Negative stability is in fact instability and can be illustrated by a ball on the top of an inverted bowl. Even the slightest displacement of the ball will activate greater forces which will cause the ball to continue to move in the direction of the applied force. It should be obvious that airplanes should display positive stability, or perhaps neutral stability, but never negative stability. [Figure 1-19]

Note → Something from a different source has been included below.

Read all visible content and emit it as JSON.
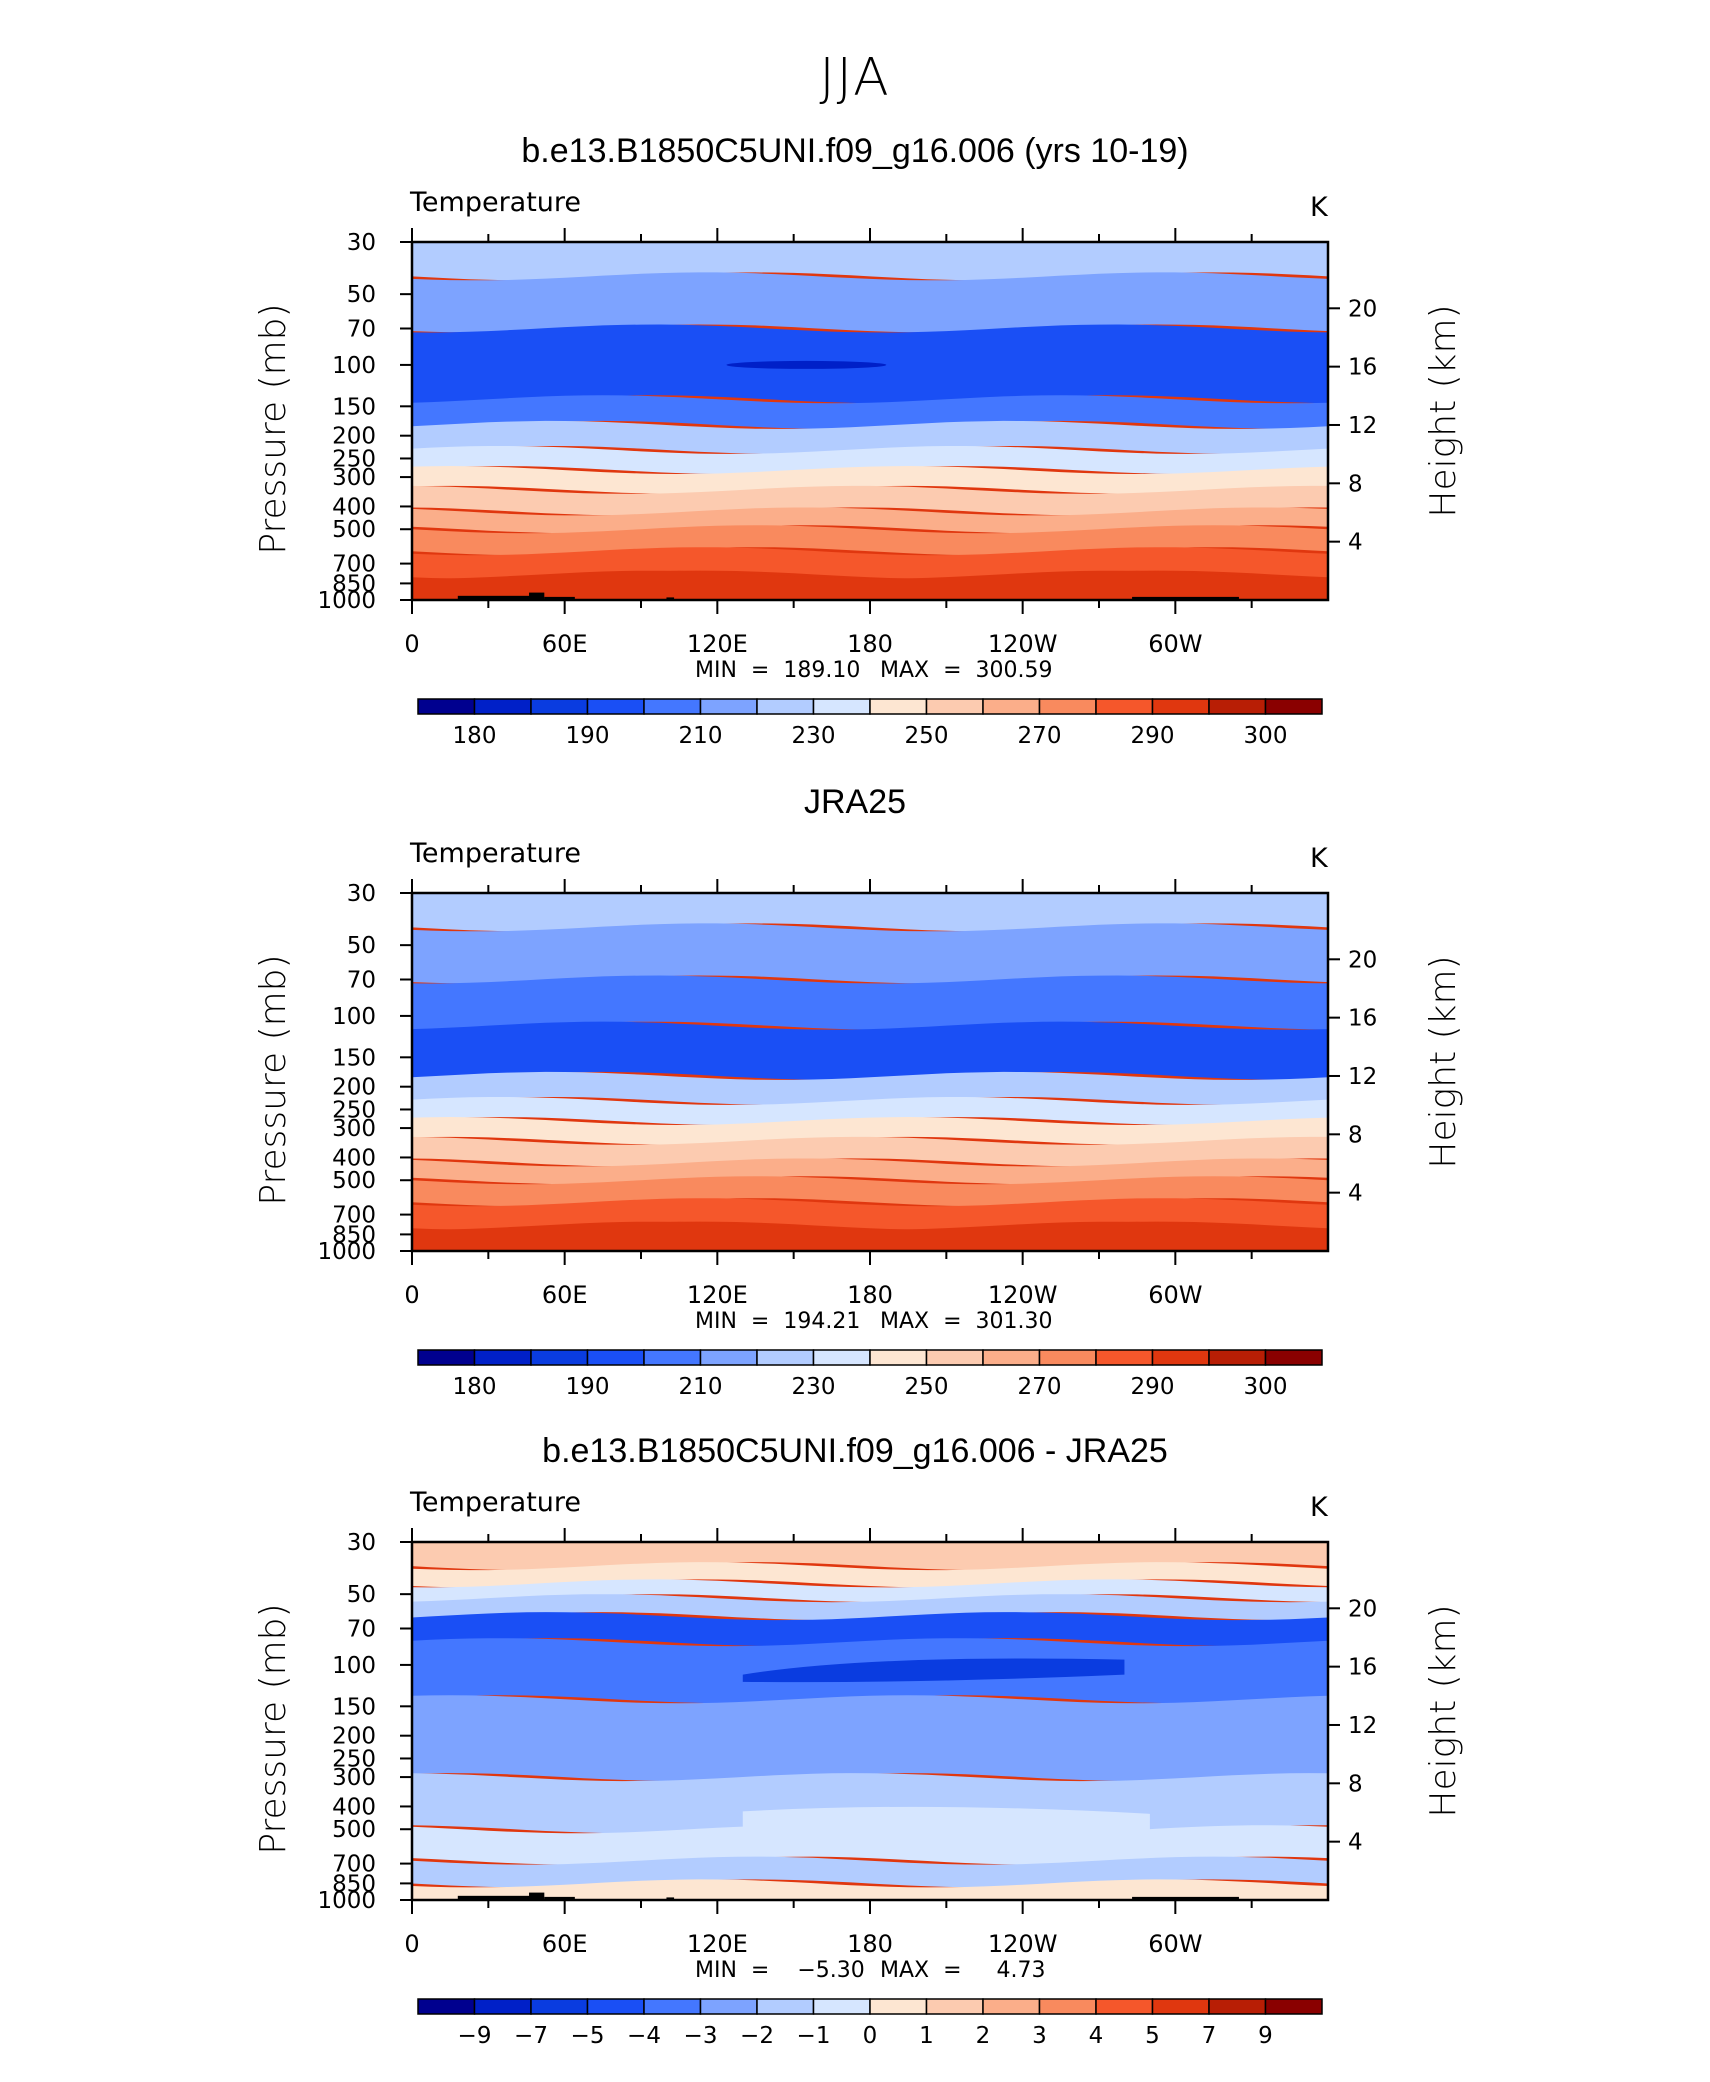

Stability may be further classified as static and/or dynamic. Static stability means that if the airplane’s equilibrium is disturbed, forces will be activated which will initially tend to return the airplane to its original position. However, these restoring forces may be so great that they will force the airplane beyond the original position and continue in that direction. On the other hand, dynamic stability is a property which dampens the oscillations set up by a statically stable airplane, enabling the oscillations to become smaller and smaller in magnitude until the airplane eventually settles down to its original condition of flight. Therefore, an airplane should possess positive stability which is both static and dynamic in nature. [Figure 1-20]
 

Before further discussion on stability, the axes of rotation will be reviewed because that is where stability has its effect.
The airplane has three axes of rotation around which movement takes place. These are:

• lateral axis, an imaginary line from wingtip to wingtip,
• longitudinal axis, an imaginary line from the nose to the tail, and
•  vertical axis, an imaginary line extending vertically through the intersection of the lateral and longitudinal axes.

The airplane can rotate around all three of these axes simultaneously or it can rotate around just one axis. [Figure 1-21] Think of these axes as imaginary axles around which the airplane turns, much as a wheel would turn around axles positioned in these same three planes. The three axes intersect at the center of gravity and each one is perpendicular to the other two.
 

Rotation about the lateral axis is called pitch and is controlled by the elevators. This rotation is referred to as longitudinal control or longitudinal stability. Rotation about the longitudinal axis is called roll and is controlled by the ailerons. This rotation is referred to as lateral control or lateral stability. Rotation about the vertical axis is called yaw and is controlled by the rudder. This rotation is referred to as directional control or directional stability. Stability of the airplane then, is the combination of forces that act around these three axes to keep the pitch attitude of the airplane in a normal level flight attitude with respect to the horizon, the wings level, and the nose of the airplane directionally straight along the desired path of flight.

Figure 1-21.—Axes of rotation.